Runtime Integration
Once a ruleset is published, your application calls the engine at runtime to get a decision — one request in, one decision out, in sub-microsecond execution time. Your app talks to the engine (the hot path), not the control plane.
In Studio, every project has an Integrate tab that generates these calls for you — the endpoint, your project's tenant id, and copy-ready curl / Node / Python / Go snippets, all pre-filled for the ruleset you pick.
The decision call
Address a ruleset by name; scope it to your project with the tenant header (your project id is the execution tenant).
POST https://<engine>/api/v1/execute/loan-approval
Header: x-tenant-id: <project-id>
Body: { "input": { "amount": 5000, "is_vip": true } }{
"code": "APPROVED",
"message": "Within limit",
"output": { "approved": true, "amount": 5000 },
"duration_us": 6
}Branch your application logic on code (and read output for the computed fields). For many inputs at once, use POST /api/v1/execute/<name>/batch.
SDKs
Official SDKs wrap the REST/gRPC surface with retries and typed results.
Python
from ordo import OrdoClient
client = OrdoClient(http_address="https://<engine>", tenant_id="<project-id>")
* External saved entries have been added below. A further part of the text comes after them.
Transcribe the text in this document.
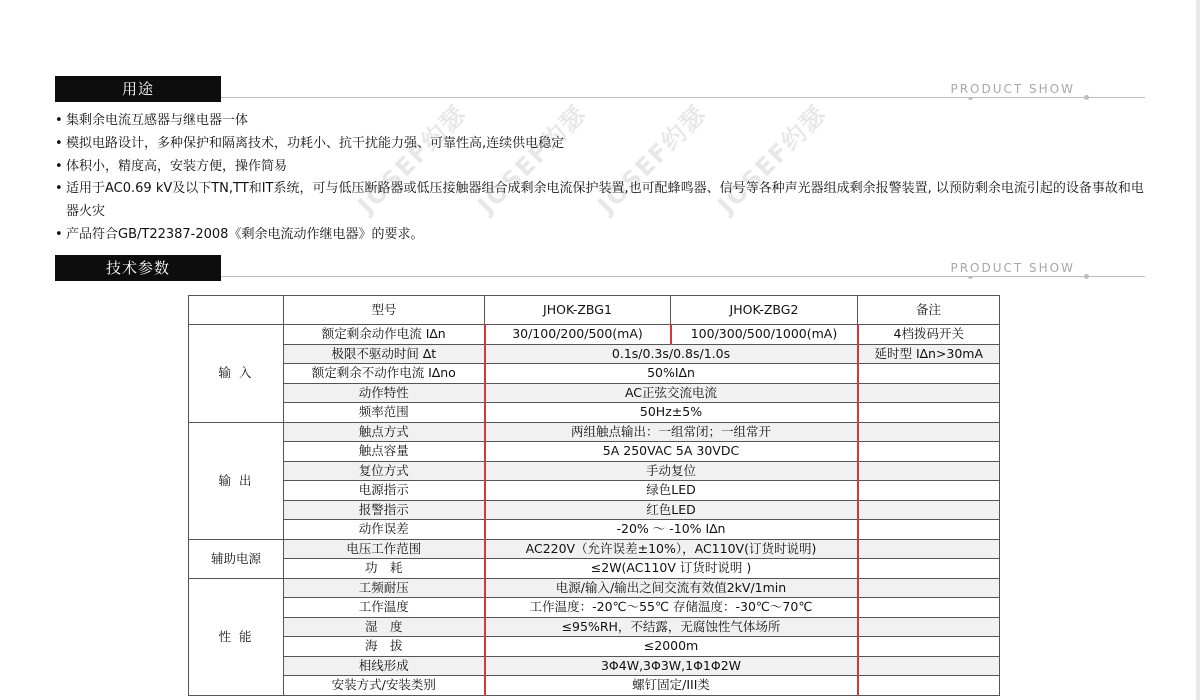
用途	PRODUCT SHOW
JOSEF约瑟 JOSEF约瑟 JOSEF约瑟 JOSEF约瑟
• 集剩余电流互感器与继电器一体
• 模拟电路设计，多种保护和隔离技术，功耗小、抗干扰能力强、可靠性高,连续供电稳定
• 体积小，精度高，安装方便，操作简易
• 适用于AC0.69 kV及以下TN,TT和IT系统，可与低压断路器或低压接触器组合成剩余电流保护装置,也可配蜂鸣器、信号等各种声光器组成剩余报警装置, 以预防剩余电流引起的设备事故和电器火灾
• 产品符合GB/T22387-2008《剩余电流动作继电器》的要求。
技术参数	PRODUCT SHOW
	型号	JHOK-ZBG1	JHOK-ZBG2	备注
输 入	额定剩余动作电流 I∆n	30/100/200/500(mA)	100/300/500/1000(mA)	4档拨码开关
	极限不驱动时间 ∆t	0.1s/0.3s/0.8s/1.0s		延时型 I∆n>30mA
	额定剩余不动作电流 I∆no	50%I∆n		
	动作特性	AC正弦交流电流		
	频率范围	50Hz±5%		
输 出	触点方式	两组触点输出：一组常闭；一组常开		
	触点容量	5A 250VAC 5A 30VDC		
	复位方式	手动复位		
	电源指示	绿色LED		
	报警指示	红色LED		
	动作误差	-20% ～ -10% I∆n		
辅助电源	电压工作范围	AC220V（允许误差±10%），AC110V(订货时说明)		
	功　耗	≤2W(AC110V 订货时说明 )		
性 能	工频耐压	电源/输入/输出之间交流有效值2kV/1min		
	工作温度	工作温度：-20℃～55℃ 存储温度：-30℃～70℃		
	湿　度	≤95%RH，不结露，无腐蚀性气体场所		
	海　拔	≤2000m		
	相线形成	3Φ4W,3Φ3W,1Φ1Φ2W		
	安装方式/安装类别	螺钉固定/III类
result = client.execute("loan-approval", {"amount": 5000, "is_vip": True})
if result.code == "APPROVED":
...
print(result.code, result.output, f"{result.duration_us}µs")Go / Java
The sdk/go and sdk/java clients speak gRPC (OrdoService.Execute) with the x-tenant-id metadata. See each SDK's README for the exact API.
Transports
The engine exposes the same execution over three transports — pick per latency and environment:
| Transport | Use it for |
|---|---|
HTTP REST (:8080) | The default — easy from any language/service |
gRPC (:50051) | High-throughput services; the Go/Java SDKs use it |
| Unix Domain Socket | Co-located caller on the same host — lowest latency |
See the HTTP API and gRPC API references for the full request/response schemas.
Where the engine runs
- Managed — the platform runs the engine; your published rules are callable without you hosting anything.
- Self-hosted — run
ordo-serverin your own network and connect it to the platform with a connect token. Ordo's engine is built for internal, trusted networks (auth/TLS are available but optional), so you can keep decisioning entirely inside your infrastructure.
Facts vs. input
A ruleset's conditions reference input fields, facts, and concepts. Concepts are derived and computed by the engine. Facts are external inputs — in a runtime call you supply them in the input object (a fact that isn't supplied evaluates as missing/null, not an error). Model the contract of each ruleset in its decision contract.